Peripheral blood sample were obtained from thirty patients suffering from deep venous thrombosis presented either during their first attack 20 (66.6%) patients and referred to as recent group, or with a single previous attack 5 (16.6%) patients and referred to as recurrent group or finally with a past history of DVT 5 (16.6%) patients and referred to as old group. Their ages ranged from 21 to 91 years, with median of 53.5. They were 15 males and 15 females with a male to female ratio 1:1.
Genotypic analysis of MTHFR mutation revealed that 8 patients (26.6%) had normal genotype (wild) type (group I), While 22 patients (73.3%) had (mutant) type (group II), 20 of them (66.6%) were heterozygous genotype and 2 (6.6%) were homozygous genotype.
Comparing both genotype of MTHFR gene mutation (wild type and mutant type both heterozygous and homozygous) as regards association with risk factors as obesity, DM, smoking and oral contraceptives, no statistical significance association were found for any of these parameters.
On studying the association between methyl-enetetrahydrofolate reductase (MTHFR) mutation with established risk factors for venous thrombosis, in spite that DM was a significant single predictor for DVT duplex pattern resulting of 80.0% of cases correctly classified. The addition of MTHFR improved the predictability with 90.0% of cases correctly classified. However, no other further significant association was detected between MTHFR mutation and any other parameters in this study.

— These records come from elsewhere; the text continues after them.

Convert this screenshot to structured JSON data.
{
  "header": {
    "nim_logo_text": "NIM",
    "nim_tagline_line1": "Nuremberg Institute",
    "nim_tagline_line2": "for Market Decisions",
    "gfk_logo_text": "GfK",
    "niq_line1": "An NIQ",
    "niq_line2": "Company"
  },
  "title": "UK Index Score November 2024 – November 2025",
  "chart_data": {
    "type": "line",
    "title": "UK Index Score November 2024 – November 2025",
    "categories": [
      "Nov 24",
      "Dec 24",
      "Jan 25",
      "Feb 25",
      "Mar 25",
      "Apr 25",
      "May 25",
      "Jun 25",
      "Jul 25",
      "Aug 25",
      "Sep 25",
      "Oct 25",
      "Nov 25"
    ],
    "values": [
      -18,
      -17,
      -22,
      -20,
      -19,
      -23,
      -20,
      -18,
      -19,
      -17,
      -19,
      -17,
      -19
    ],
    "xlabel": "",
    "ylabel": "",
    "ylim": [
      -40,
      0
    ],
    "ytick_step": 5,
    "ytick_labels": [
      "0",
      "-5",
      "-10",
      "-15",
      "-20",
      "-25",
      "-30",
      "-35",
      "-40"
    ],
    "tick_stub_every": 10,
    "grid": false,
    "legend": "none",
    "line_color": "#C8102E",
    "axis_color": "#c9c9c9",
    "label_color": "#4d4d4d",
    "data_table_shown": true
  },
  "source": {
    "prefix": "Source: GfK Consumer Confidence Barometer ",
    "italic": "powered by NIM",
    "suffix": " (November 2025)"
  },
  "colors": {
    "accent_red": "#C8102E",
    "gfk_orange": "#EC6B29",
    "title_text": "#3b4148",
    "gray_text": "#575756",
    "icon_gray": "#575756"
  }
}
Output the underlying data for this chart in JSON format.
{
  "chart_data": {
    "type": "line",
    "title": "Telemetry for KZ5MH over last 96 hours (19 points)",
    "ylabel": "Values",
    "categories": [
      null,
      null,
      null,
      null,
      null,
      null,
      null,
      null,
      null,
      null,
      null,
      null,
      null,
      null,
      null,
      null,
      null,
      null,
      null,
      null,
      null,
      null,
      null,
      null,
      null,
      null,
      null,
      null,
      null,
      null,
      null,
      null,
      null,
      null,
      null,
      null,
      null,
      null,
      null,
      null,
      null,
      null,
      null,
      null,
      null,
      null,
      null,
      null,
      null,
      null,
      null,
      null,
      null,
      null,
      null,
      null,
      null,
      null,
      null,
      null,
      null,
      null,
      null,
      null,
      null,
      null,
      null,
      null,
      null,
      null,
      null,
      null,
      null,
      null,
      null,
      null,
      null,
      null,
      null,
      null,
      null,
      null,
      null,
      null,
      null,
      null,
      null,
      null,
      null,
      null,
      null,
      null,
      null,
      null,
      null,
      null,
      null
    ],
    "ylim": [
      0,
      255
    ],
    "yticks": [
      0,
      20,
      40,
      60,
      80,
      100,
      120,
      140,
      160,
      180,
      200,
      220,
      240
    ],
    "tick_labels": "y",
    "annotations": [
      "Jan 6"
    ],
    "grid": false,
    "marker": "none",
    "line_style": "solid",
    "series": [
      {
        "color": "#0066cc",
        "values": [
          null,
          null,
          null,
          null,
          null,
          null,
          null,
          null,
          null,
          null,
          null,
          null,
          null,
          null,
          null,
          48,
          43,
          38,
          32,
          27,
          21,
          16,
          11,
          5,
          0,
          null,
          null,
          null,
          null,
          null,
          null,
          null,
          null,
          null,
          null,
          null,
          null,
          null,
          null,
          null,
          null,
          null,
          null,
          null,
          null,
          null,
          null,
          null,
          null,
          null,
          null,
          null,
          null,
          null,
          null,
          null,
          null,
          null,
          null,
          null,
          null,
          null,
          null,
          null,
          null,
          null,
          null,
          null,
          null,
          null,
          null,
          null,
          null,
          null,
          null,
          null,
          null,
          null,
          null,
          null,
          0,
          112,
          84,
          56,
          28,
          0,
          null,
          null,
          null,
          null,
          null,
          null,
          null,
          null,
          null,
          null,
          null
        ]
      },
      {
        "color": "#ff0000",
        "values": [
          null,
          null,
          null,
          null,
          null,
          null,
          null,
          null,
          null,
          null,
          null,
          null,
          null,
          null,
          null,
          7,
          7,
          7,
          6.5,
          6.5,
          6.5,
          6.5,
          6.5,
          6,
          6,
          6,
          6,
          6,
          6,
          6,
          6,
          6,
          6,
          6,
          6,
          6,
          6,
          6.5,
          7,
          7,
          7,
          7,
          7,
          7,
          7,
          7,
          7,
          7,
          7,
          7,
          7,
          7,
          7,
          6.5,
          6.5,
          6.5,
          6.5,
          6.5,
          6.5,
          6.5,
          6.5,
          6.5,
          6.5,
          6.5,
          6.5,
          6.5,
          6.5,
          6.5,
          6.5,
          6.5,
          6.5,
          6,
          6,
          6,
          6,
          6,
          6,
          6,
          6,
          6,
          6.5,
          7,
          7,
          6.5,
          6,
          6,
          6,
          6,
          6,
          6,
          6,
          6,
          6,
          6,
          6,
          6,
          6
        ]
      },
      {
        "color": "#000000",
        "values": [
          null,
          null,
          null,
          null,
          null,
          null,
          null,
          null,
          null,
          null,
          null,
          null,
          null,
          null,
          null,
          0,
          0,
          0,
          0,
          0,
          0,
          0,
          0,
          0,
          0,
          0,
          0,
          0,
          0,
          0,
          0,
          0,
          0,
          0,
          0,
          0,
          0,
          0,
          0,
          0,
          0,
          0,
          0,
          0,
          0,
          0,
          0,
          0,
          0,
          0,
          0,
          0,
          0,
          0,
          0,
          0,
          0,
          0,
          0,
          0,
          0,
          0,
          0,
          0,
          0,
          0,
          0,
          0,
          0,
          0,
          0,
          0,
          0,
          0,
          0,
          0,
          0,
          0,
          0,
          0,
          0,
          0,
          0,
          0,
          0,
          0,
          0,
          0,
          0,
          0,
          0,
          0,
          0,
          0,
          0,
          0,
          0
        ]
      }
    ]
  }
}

from this study it is noteworthy to conclude that:
MTHFR mutation is a common genetic abnormality among DVT patients which occurs in high prevalence (73.3%) both heterozygous genotype and homozygous genotype. MTHFR C677T mutation alone appear to be independent risk factor for thromboembolic disorders. It plays a role in association with other risk factors as a predictor for diagnosis and not recurrence.